N. 01582/2004 REG.RIC.
REPUBBLICA ITALIANA
IN NOME DEL POPOLO ITALIANO
Il Consiglio di Stato
in sede giurisdizionale (Sezione Quinta)
ha pronunciato la presente
SENTENZA
sul ricorso numero di registro generale 1582 del 2004, proposto da:
Comune di Santa Maria Capua Vetere, rappresentato e difeso dall'avv. L F, con domicilio eletto presso l’avv. Bruno Taverniti in Roma, via Sesto Rufo, 23;
contro
D'A A, L M F, D B L, C M G, P L, C M, C A, S M, C R, S O, P A E, S G, C C, D R L erede di D R A, I S, S G, C A, S M, V G, D R C, V Maria, Viapiano Antonio, Ratto Miryam, Aulicino Raffaele, De Marco Anna Maria, Pirro Antonio e Zito Gaetano erede di Zito Anna, rappresentati e difesi dall'avv.
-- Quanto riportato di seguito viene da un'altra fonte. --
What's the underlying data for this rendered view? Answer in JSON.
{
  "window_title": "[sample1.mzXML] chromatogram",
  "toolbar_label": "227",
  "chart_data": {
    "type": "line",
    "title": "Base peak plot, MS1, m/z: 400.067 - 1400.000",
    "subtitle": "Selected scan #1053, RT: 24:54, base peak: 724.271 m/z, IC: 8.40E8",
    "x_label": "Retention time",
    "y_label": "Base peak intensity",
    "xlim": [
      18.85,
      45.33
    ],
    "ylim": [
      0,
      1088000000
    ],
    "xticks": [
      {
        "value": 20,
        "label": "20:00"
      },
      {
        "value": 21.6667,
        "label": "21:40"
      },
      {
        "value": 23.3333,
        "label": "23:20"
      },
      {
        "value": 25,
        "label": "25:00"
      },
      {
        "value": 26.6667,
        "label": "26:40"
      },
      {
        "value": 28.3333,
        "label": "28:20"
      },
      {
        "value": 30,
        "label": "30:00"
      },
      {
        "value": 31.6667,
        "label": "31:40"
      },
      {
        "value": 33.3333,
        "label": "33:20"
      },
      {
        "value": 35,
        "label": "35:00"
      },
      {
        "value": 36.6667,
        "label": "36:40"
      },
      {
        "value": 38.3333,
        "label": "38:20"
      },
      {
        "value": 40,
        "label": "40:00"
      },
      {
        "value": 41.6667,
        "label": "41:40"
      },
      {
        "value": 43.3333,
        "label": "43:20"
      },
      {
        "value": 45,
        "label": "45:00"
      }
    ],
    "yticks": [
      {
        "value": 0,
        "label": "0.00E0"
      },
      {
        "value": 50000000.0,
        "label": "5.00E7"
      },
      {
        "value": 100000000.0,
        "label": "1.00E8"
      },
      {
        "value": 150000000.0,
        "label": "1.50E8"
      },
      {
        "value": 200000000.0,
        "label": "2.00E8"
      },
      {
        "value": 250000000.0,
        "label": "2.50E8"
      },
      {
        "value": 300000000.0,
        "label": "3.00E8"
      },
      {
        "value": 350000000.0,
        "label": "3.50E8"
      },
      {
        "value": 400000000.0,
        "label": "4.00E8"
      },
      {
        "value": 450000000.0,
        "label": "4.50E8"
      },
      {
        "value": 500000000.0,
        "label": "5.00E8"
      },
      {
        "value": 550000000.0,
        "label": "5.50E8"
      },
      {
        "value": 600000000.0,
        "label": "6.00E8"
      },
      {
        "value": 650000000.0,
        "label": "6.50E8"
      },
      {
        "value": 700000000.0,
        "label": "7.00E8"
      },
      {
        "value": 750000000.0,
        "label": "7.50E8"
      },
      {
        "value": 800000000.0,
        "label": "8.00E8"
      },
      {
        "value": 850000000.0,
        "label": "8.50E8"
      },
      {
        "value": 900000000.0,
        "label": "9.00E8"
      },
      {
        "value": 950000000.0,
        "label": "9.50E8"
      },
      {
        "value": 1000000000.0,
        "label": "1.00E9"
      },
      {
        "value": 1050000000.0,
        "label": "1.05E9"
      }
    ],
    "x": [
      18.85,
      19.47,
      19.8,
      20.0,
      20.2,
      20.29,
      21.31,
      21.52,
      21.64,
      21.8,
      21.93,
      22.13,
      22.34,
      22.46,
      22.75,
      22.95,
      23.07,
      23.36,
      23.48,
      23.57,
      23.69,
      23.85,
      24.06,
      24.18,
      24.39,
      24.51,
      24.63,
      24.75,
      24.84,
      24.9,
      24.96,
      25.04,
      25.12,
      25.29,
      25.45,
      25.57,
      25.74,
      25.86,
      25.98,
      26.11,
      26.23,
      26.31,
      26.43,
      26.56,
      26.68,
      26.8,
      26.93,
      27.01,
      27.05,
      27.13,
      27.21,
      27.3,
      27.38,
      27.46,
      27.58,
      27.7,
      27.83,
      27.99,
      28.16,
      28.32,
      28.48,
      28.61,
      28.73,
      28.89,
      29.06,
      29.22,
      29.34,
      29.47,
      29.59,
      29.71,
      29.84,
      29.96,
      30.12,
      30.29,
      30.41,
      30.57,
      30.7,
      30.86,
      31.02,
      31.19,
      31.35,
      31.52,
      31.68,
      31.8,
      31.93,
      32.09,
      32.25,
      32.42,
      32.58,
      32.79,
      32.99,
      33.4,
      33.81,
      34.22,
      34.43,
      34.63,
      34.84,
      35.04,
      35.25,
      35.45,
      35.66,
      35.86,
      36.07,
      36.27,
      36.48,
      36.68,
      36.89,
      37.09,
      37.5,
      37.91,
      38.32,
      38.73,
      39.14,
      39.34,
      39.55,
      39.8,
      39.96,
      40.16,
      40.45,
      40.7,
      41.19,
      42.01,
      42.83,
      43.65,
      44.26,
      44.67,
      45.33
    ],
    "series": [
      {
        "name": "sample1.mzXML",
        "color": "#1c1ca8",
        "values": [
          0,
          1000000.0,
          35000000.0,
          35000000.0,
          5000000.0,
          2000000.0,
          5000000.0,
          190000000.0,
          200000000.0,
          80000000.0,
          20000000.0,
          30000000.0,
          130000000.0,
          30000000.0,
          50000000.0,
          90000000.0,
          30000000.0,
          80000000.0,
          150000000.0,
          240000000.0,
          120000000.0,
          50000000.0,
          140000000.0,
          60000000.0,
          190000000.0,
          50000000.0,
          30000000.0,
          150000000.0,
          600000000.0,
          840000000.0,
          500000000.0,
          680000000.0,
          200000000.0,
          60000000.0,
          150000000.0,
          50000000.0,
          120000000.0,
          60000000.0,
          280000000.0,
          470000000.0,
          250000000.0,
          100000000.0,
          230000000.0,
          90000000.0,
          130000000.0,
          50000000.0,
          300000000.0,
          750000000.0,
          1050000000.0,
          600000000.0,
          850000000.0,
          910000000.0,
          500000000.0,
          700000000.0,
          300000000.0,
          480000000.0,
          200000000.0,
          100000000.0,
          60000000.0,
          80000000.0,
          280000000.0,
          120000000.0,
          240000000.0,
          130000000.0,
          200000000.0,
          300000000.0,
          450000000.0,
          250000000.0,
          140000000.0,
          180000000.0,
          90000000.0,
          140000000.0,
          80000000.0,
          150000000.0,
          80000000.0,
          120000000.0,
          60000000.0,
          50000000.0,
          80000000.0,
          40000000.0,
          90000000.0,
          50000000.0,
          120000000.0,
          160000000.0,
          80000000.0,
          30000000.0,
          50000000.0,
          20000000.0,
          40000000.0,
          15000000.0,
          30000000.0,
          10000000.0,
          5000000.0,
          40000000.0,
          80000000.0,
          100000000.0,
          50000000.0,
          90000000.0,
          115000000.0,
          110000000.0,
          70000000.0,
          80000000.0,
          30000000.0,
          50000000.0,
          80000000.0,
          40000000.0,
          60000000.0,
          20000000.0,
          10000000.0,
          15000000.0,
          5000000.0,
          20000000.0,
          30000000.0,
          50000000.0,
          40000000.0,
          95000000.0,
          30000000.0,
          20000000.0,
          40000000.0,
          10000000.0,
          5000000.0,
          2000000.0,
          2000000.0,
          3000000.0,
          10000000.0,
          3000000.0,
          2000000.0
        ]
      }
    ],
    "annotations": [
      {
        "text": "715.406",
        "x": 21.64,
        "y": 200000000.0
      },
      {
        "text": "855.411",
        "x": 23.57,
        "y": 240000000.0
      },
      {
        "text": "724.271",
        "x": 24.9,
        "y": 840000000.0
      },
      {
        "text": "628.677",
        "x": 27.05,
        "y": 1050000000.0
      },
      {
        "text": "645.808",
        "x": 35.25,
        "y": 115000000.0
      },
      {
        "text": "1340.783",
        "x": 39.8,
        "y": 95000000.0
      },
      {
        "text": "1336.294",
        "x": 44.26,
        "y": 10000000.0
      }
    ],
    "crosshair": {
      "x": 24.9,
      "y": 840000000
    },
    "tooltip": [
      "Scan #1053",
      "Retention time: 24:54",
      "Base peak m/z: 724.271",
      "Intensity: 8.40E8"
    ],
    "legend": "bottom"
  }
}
Giovanni Taglialatela, con domicilio eletto presso il medesimo in Roma, viale Castrense, 7;
per la riforma
della sentenza del T.A.R. CAMPANIA - NAPOLI: SEZIONE V n. 13911/2003, resa tra le parti, concernente CORRESPONS. TFR E RESTITUZ QUOTE RITENUTE PREVID.
Visti il ricorso in appello e i relativi allegati;
Viste le memorie difensive;
Visti tutti gli atti della causa;
Relatore nell'udienza pubblica del giorno 17 aprile 2012 il Cons. Paolo Giovanni Nicolo' Lotti e uditi per le parti gli avvocati Vaglio, per delega dell'Avvocato Ferrante, e Taglialatela;
FATTO
Il Tribunale Amministrativo Regionale per la Campania, Napoli, sez. V, con la sentenza n. 13911 del 25 novembre 2003, ha accolto in parte il ricorso proposto dagli odierni appellati per l’accertamento del loro diritto alla corresponsione del trattamento di fine rapporto relativo al periodo di servizio prestato ex lege 1° giugno 1977, n. 285 e alla restituzione delle quote di ritenute previdenziali relative al periodo di servizio (sempre ex l. 1° giugno 1977, n. 285), con conseguente condanna del Comune di S. Maria Capua Vetere al pagamento delle somme corrispondenti, maggiorate di interessi legali e rivalutazione monetaria.
Il TAR fondava la sua decisione rilevando che l’indennità di cui sopra spettava fino alla data del 1° giugno 1984, cioè fino all’inquadramento in ruolo soprannumerario degli assunti ex lege n. 285-77, come del resto il Comune stesso aveva riconosciuto con la delibera G.M. n. 170 del 3 febbraio 1997, che non risultava essere stata annullata.
Per il TAR, dunque, la domanda dei ricorrenti doveva essere accolta limitatamente al periodo 1° gennaio 1981 – 1° giugno 1984 e i parametri di liquidazione dovevano avere, quale punto di riferimento, quanto previsto nei contratti di formazione lavoro.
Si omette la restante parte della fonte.